Physicians’ beliefs regarding the effectiveness of tobacco dependence interventions were generally supported by evidence-based data for most cessation medications and counseling treatments (Table ). The beliefs regarding some nicotine medications and telephone and group treatments had some inconsistencies with the literature. Perceived effectiveness of the various cessation medications is supported by research evidence.11–15
The belief that behavioral counseling and programs including group treatment are effective is also consistent with the current evidence-based data.16,17
Some of the reported physician beliefs were not supported by experimental or clinical data. Physicians in this study believed the patch to be the most effective form of nicotine medication. Data comparing effectiveness of nicotine medications actually show similar effectiveness among various forms, with the nasal spray and inhaler having nonstatistical significantly higher abstinence rates than the patch.1,11
Interestingly, these two medications were perceived to be least effective.
Effectiveness of Selected Tobacco Dependence Treatments
There are many factors potentially influencing physician beliefs, including pharmaceutical industry activities, prescription versus over-the-counter (OTC) status of medications, and familiarity/experience with the treatments. As is its purpose, pharmaceutical marketing may influence a medication’s perceived effectiveness among physicians. For this reason, physicians may perceive marketed prescription medications as more effective than OTC medications and this may partially explain the results that bupropion was perceived as more effective. However, prescription status alone does not translate into perceived effectiveness. Because the nicotine inhaler and nasal spray comprise only a small proportion of cessation medications used (inhaler, spray, and lozenge combined were used by 3.7% of smokers who recently quit18
), most physicians have had little exposure to these medications despite their prescription status. The familiarity with the patch by physicians is much greater than that for the inhaler or nasal spray, possibly contributing to the belief that the patch is superior.
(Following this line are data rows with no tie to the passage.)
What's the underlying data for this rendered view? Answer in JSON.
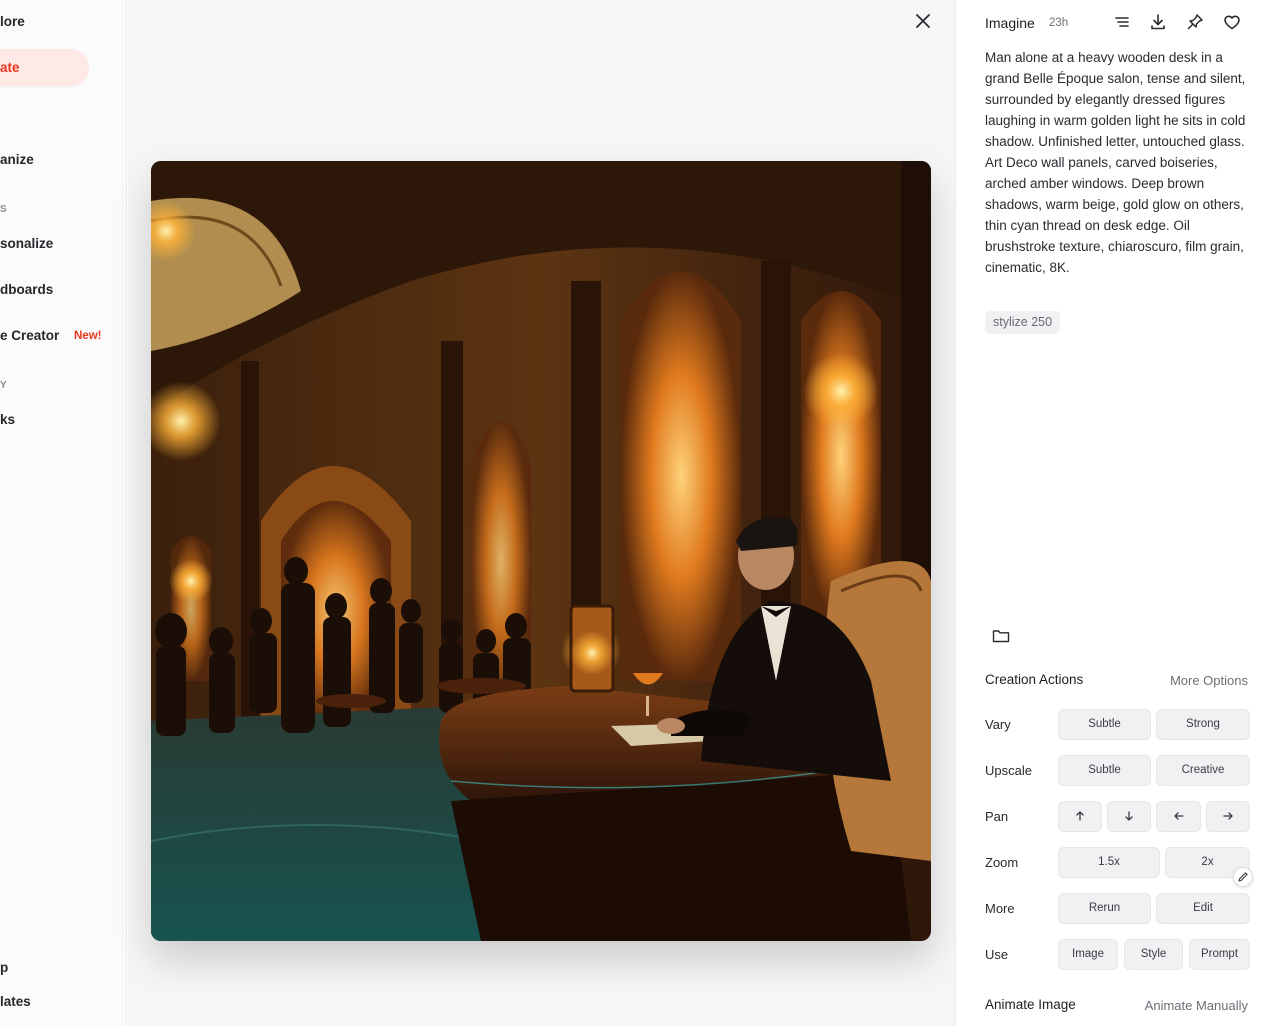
{
  "sidebar": {
    "items": [
      {
        "label": "lore"
      },
      {
        "label": "ate"
      },
      {
        "label": "anize"
      },
      {
        "label": "sonalize"
      },
      {
        "label": "dboards"
      },
      {
        "label": "e Creator"
      },
      {
        "label": "ks"
      },
      {
        "label": "p"
      },
      {
        "label": "lates"
      }
    ],
    "sections": [
      "S",
      "Y"
    ],
    "new_badge": "New!"
  },
  "header": {
    "title": "Imagine",
    "time": "23h",
    "icons": [
      "list-icon",
      "download-icon",
      "pin-icon",
      "heart-icon"
    ]
  },
  "prompt": "Man alone at a heavy wooden desk in a grand Belle Époque salon, tense and silent, surrounded by elegantly dressed figures laughing in warm golden light he sits in cold shadow. Unfinished letter, untouched glass. Art Deco wall panels, carved boiseries, arched amber windows. Deep brown shadows, warm beige, gold glow on others, thin cyan thread on desk edge. Oil brushstroke texture, chiaroscuro, film grain, cinematic, 8K.",
  "param": "stylize 250",
  "creation": {
    "title": "Creation Actions",
    "more_options": "More Options",
    "rows": [
      {
        "label": "Vary",
        "buttons": [
          "Subtle",
          "Strong"
        ]
      },
      {
        "label": "Upscale",
        "buttons": [
          "Subtle",
          "Creative"
        ]
      },
      {
        "label": "Pan",
        "buttons": [
          "arrow-up-icon",
          "arrow-down-icon",
          "arrow-left-icon",
          "arrow-right-icon"
        ]
      },
      {
        "label": "Zoom",
        "buttons": [
          "1.5x",
          "2x"
        ]
      },
      {
        "label": "More",
        "buttons": [
          "Rerun",
          "Edit"
        ]
      },
      {
        "label": "Use",
        "buttons": [
          "Image",
          "Style",
          "Prompt"
        ]
      }
    ]
  },
  "animate": {
    "title": "Animate Image",
    "link": "Animate Manually"
  },
  "colors": {
    "accent": "#e8381d",
    "accent_bg": "#ffe9e6"
  }
}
The low perceived effectiveness for telephone and internet-based treatments are interesting and not supported by current research that suggests these are effective interventions.19,20–22
Telephone quitlines are expanding on a statewide and national level, as are internet-based tobacco interventions. If these modalities are to be fully implemented, it is important that physicians, who may recommend them to their patients, are aware of their true effectiveness. If this study’s findings are an indication, physicians currently do not have much belief in the effectiveness of these treatments, and thus may not utilize them.
Personal characteristics of physicians also seem to influence perceived effectiveness. Female physicians and those trained outside the United States indicated higher beliefs of effectiveness for several treatments. Female physicians have traditionally been more prevention-oriented in their clinical care, such as counseling for condom use23
and drug use and sexual behaviors.24
Therefore, they may be more willing to see tobacco interventions as potentially effective. The findings that non-U.S.-trained physicians believed that some counseling interventions had higher levels of effectiveness could be explained by their training being more focused on observation, interpersonal relationships, and history taking (the foundations of counseling) and less on technology. This has been suggested in previous studies that have found higher rates of preventive services among non-U.S.-trained physicians.25
The limitations of this study include a response rate of 60%. Although this figure is above the published average for physician surveys, it is not optimal. Self-reported beliefs should be adequately collected by an anonymous survey with no incentives for specific responses. Also, newer tobacco treatments have been developed since this study was conducted (e.g., lozenge and varenicline) and are thus not included.
Overall, more education may be useful for physicians, especially regarding benefits of prescription forms of nicotine medications and telephone and internet-based interventions. Because training seems to be related to higher perceived effectiveness for some of the interventions (group treatment, nasal spray, and combination medications), trainings could be a good start to increase knowledge. Settings could include U.S. medical schools (considering U.S.-trained respondents reported lower beliefs of effectiveness) and utilize specialized tobacco treatment trainings/continuing medical education that are being initiated in several states.